Do you have any tips for preparing for a system design (SD) interview focused on machine learning?
I’ve come across some helpful SD interview mocks on YouTube, but they aren’t ML-oriented. The ones that do focus on ML mostly discuss choosing algorithms rather than designing the system around them.
I’m looking for suggestions, including a set of standard questions that could be asked to help choose aspects like the appropriate database, scalability considerations, and whether to use microservices. For example, starting with:
- Where is the data located and how accessible is it? This would help determine whether we can query a database directly or if we need to enable an API for data uploads.

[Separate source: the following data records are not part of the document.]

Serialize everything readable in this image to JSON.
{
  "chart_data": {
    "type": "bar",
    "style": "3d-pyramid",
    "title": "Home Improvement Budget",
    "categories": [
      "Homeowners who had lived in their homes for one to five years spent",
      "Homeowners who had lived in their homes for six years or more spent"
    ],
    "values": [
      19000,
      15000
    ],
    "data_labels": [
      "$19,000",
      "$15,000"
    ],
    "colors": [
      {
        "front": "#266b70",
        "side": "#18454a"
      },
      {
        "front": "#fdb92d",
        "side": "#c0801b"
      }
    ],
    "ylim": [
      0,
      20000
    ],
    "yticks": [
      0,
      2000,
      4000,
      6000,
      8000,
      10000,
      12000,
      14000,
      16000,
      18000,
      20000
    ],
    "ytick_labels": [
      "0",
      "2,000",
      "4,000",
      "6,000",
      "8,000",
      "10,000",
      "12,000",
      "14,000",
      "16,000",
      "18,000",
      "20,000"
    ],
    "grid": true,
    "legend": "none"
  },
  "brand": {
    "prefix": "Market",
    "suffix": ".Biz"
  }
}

- Who will use the output and how? This informs whether the model needs to handle batch or stream predictions (and thus efficiency considerations), and if output storage or an API for consumption is necessary.
- What types of data are available? This guides decisions on database design (structured data), blob storage (unstructured data), and potential caching for low-latency requirements.
- How many users/predictions are expected? This informs whether a microservices architecture is necessary or if a monolithic approach could suffice.
- How much data needs to be processed? This helps determine database type and whether sharding might be required for scaling.
- Is there access to a training set? This depends on the problem nature but is crucial to consider.
- What metrics are best to evaluate the model’s performance?
- How important is model explainability? This discussion informs decisions regarding the trade-offs between black box and traditional approaches.
If you have additional insights or alternative approaches to preparing for SD interviews, I’d love to hear them!